Gradle Configuration - Death by a Thousand Cuts
Posted on 2022-06-02

In Profiling - The Good Kind post I noted that Gradle configuration phase largely runs on a single thread with each project being configured (plugins applied, build scripts executed) serially. This means a single 1ms bit of logic turns into 500ms of configuration time if you have 500 projects in your settings.gradle.

One of the easy ways to improve here is to apply plugins only when they are needed, namely avoiding allprojects { apply from: foo.gradle } or applying plugins just in case you’ll need it at some point.

Another consideration is to make your Gradle configuration as lazy as possible moving to properties and providers so that the heavy work is only done when your task is executed. You should avoid I/O (e.g. reading contents of a file), calling external processes (e.g. getting git commit), making network calls, or other heavy computations during the configuration phase. Don’t hesitate to file bugs to plugins that haven’t migrated yet - it is time for them to move to modern Gradle APIs.

Next, for the work that must happen in the configuration, evaluate whether it would be enough if was done on the rootProject only. If that is not the case, then see if you can use a build service to share parts of the work between all the tasks. In AndroidX we use a build service to load a TOML file that holds some build configuration which gets computed with the first call to the service and the rest of the tasks get the cached value.

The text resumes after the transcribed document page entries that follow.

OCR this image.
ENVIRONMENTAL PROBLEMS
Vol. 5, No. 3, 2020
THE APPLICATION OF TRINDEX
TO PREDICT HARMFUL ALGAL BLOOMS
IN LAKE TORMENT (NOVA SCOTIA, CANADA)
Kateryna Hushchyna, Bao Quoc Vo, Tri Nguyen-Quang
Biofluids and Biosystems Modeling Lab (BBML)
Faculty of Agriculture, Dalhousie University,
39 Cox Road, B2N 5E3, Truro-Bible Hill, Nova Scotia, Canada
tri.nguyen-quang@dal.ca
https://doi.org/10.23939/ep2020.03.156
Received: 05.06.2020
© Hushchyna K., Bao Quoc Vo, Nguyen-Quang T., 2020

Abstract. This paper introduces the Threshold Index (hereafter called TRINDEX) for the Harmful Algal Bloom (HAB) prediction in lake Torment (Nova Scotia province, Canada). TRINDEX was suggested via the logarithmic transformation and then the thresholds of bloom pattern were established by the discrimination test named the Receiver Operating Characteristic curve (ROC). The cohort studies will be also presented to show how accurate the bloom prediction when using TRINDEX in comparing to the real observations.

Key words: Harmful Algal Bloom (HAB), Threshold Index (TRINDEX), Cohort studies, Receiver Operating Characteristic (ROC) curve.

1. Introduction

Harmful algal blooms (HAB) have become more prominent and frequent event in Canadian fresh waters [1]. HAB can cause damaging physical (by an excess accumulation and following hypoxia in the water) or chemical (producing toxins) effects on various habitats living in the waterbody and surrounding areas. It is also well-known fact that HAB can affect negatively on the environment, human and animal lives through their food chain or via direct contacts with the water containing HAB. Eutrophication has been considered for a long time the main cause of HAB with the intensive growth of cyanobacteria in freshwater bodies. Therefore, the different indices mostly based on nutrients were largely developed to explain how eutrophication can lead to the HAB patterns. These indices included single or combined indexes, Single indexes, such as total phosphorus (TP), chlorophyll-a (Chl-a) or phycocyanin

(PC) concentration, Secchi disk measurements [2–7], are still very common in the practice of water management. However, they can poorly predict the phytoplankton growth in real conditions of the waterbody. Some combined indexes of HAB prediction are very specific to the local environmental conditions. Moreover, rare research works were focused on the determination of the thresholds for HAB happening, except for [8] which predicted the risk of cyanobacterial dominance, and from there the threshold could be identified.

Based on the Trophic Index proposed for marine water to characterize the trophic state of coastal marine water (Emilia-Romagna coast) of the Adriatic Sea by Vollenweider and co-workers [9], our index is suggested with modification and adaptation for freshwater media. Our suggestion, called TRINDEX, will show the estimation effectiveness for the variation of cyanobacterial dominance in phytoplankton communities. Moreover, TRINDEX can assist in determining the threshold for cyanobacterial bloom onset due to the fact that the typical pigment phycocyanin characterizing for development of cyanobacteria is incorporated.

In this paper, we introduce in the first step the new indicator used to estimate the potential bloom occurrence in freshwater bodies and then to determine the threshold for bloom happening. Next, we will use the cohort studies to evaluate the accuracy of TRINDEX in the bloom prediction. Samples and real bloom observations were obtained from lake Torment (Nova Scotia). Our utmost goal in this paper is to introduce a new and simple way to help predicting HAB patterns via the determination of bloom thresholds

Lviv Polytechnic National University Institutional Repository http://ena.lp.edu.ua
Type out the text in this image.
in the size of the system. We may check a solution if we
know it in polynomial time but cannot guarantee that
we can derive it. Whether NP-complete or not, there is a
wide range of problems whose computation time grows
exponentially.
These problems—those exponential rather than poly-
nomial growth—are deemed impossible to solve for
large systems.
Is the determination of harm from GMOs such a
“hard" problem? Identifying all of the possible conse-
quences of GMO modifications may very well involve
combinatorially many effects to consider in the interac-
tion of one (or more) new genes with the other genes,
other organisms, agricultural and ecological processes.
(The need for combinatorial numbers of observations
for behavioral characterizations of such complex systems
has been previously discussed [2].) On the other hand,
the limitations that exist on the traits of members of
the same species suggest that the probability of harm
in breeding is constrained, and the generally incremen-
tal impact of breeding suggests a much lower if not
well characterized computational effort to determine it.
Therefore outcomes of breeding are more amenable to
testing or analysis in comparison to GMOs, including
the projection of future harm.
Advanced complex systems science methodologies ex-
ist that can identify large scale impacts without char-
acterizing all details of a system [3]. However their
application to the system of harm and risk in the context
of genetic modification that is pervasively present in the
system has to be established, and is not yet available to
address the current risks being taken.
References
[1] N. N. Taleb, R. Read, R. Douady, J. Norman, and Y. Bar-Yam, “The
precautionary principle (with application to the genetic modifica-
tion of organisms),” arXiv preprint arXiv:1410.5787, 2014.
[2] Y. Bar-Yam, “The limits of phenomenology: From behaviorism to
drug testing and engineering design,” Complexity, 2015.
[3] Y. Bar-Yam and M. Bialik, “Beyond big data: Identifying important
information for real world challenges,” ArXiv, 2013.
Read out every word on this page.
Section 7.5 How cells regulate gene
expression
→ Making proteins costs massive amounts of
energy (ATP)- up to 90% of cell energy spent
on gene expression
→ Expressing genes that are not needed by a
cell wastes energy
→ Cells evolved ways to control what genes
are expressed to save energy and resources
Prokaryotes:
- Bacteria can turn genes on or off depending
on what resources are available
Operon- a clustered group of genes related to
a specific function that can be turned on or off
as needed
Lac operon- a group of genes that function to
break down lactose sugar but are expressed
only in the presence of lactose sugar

Finally, Gradle configuration phase is a death by a thousand cuts, so you have to be as efficient as possible, especially if you ship a public Gradle plugin. For example, a call to String.format from a Precondition statement in a hot-path in Gradle caused wasted 168ms and another 24ms from the Android Gradle Plugin code for the AndroidX configuration. A call to Project.getProperties().get("FOO") instead Project.findProperty("FOO") was costing us 704ms. Use of Kotlin reflection is also notoriously slow, Kotlin Gradle Plugin using it to calculate compiler arguments makes AndroidX configuration 1.3s slower. This results in Gradle configuration time that is minutes long as thousands of these mini slowdowns pile up.

I’ve created a hotlist in the Google Issue tracker, in case you want to follow along on our ongoing work. It would be awesome to see more developers tracing their configuration and filing bugs to the plugin authors, so we can make the ecosystem better.

Side note, Gradle is working on making configuration phase run in parallel through the project isolation feature. Sadly, we are looking at a fair amount of time before it can be adopted.